Kampf gegen Sperre Ullrichs Chancen steigen

Für viele gilt Jan Ullrich bereits als Doping-Sünder. Doch gibt es weder eine positive A- noch B-Probe des Radprofis. Deshalb könnte Ullrich auch ohne Sperre aus der Doping-Affäre herauskommen. Anders Tour-Sieger Floyd Landis: Der gibt trotz eindeutiger Beweise nicht auf.


Hamburg - "Da es weder eine positive A- noch B-Probe gibt, wird die Anklage nicht einfach. Es gibt einen Indizien-Prozess", erklärte der Sportrechtler Michael Lehner, als Verteidiger von Olympiasieger Dieter Baumann und Radprofi Danilo Hondo Experte für Marathon-Prozesse in Doping-Fragen.

Radprofi Ullrich: "Anklage nicht einfach"
DPA

Radprofi Ullrich: "Anklage nicht einfach"

Der Schweizer Radsport-Verband, bei dem Ullrich gemeldet ist, hat vom Weltverband UCI noch nicht die Unterlagen der spanischen Behörden über das Doping-Netzwerk um den Sportarzt Eufemiano Fuentes erhalten. Das bestätigte Verbands-Geschäftsführer Roland Schläfli auf dpa-Anfrage.

"Wenn wir die Unterlagen vom Weltverband erhalten, geht es sehr schnell. Wir werden dann etwa eine Woche brauchen, um zu beurteilen, ob wir den Fall unserer Disziplinar-Kommission vorlegen, die dann ein Verfahren eröffnen kann", sagte Schläfli: "Falls es dazu käme, könnte ein Urteil innerhalb einer weiteren Woche gefällt werden. Meines Wissens wäre es der erste Fall, ohne positive Doping-Proben ein Verfahren zu eröffnen."

UCI-Sprecher Enrico Carpani teilte mit, dass die Akten demnächst in der Schweiz eingehen müssten. "Es kann sich nur noch um Tage handeln, bis die Unterlagen auch den Schweizer Verband erreichen.
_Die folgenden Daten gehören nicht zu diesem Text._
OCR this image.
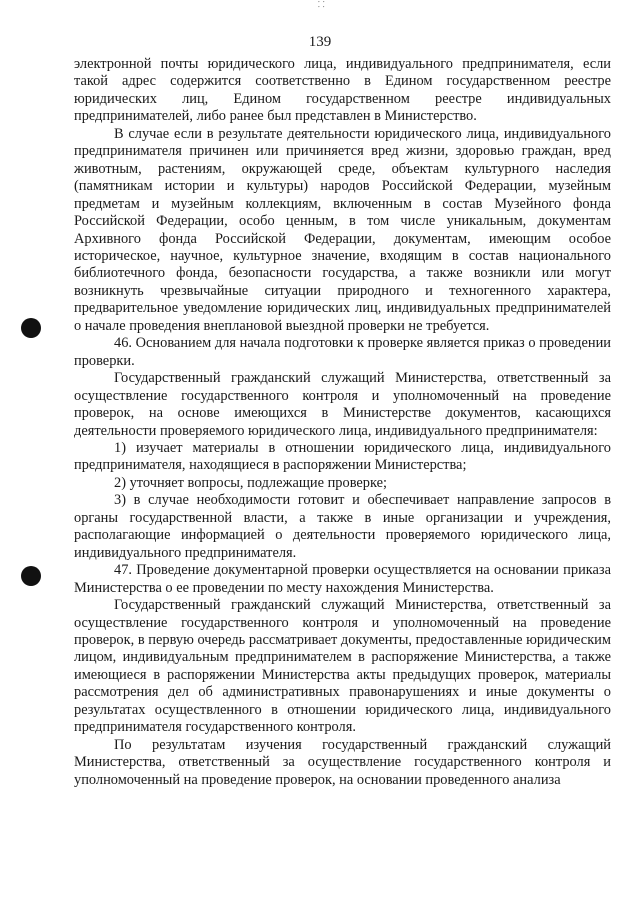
⸬
139

электронной почты юридического лица, индивидуального предпринимателя, если такой адрес содержится соответственно в Едином государственном реестре юридических лиц, Едином государственном реестре индивидуальных предпринимателей, либо ранее был представлен в Министерство.

В случае если в результате деятельности юридического лица, индивидуального предпринимателя причинен или причиняется вред жизни, здоровью граждан, вред животным, растениям, окружающей среде, объектам культурного наследия (памятникам истории и культуры) народов Российской Федерации, музейным предметам и музейным коллекциям, включенным в состав Музейного фонда Российской Федерации, особо ценным, в том числе уникальным, документам Архивного фонда Российской Федерации, документам, имеющим особое историческое, научное, культурное значение, входящим в состав национального библиотечного фонда, безопасности государства, а также возникли или могут возникнуть чрезвычайные ситуации природного и техногенного характера, предварительное уведомление юридических лиц, индивидуальных предпринимателей о начале проведения внеплановой выездной проверки не требуется.

46. Основанием для начала подготовки к проверке является приказ о проведении проверки.

Государственный гражданский служащий Министерства, ответственный за осуществление государственного контроля и уполномоченный на проведение проверок, на основе имеющихся в Министерстве документов, касающихся деятельности проверяемого юридического лица, индивидуального предпринимателя:

1) изучает материалы в отношении юридического лица, индивидуального предпринимателя, находящиеся в распоряжении Министерства;

2) уточняет вопросы, подлежащие проверке;

3) в случае необходимости готовит и обеспечивает направление запросов в органы государственной власти, а также в иные организации и учреждения, располагающие информацией о деятельности проверяемого юридического лица, индивидуального предпринимателя.

47. Проведение документарной проверки осуществляется на основании приказа Министерства о ее проведении по месту нахождения Министерства.

Государственный гражданский служащий Министерства, ответственный за осуществление государственного контроля и уполномоченный на проведение проверок, в первую очередь рассматривает документы, предоставленные юридическим лицом, индивидуальным предпринимателем в распоряжение Министерства, а также имеющиеся в распоряжении Министерства акты предыдущих проверок, материалы рассмотрения дел об административных правонарушениях и иные документы о результатах осуществленного в отношении юридического лица, индивидуального предпринимателя государственного контроля.

По результатам изучения государственный гражданский служащий Министерства, ответственный за осуществление государственного контроля и уполномоченный на проведение проверок, на основании проведенного анализа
Die Italiener haben ihre Akte bereits", sagte Carpani. Der nationale Verband hätte laut Carpani nach Eingang der Unterlagen einen Monat Zeit, ein mögliches Verfahren zu eröffnen. "Dann wäre die UCI am Zug. Wenn wir mit der Entscheidung des nationalen Verbands nicht konform gehen, können wir den Internationalen Sportgerichtshof CAS anrufen", so der UCI-Sprecher. Dieser Weg stehe natürlich auch dem Sportler offen.

Sollte der in Doping-Fragen als konsequent bekannte Schweizer Verband entscheiden, dass die Vorwürfe für eine Anklage reichen, und die Disziplinarkammer zusammentritt, drohen Ullrich zwei Jahre Sperre. Danach könnte das zusätzliche, zweijährige Arbeitsverbot in ProTour-Teams in Kraft treten, was wohl einem Karriereende des 32-Jährigen gleichkäme.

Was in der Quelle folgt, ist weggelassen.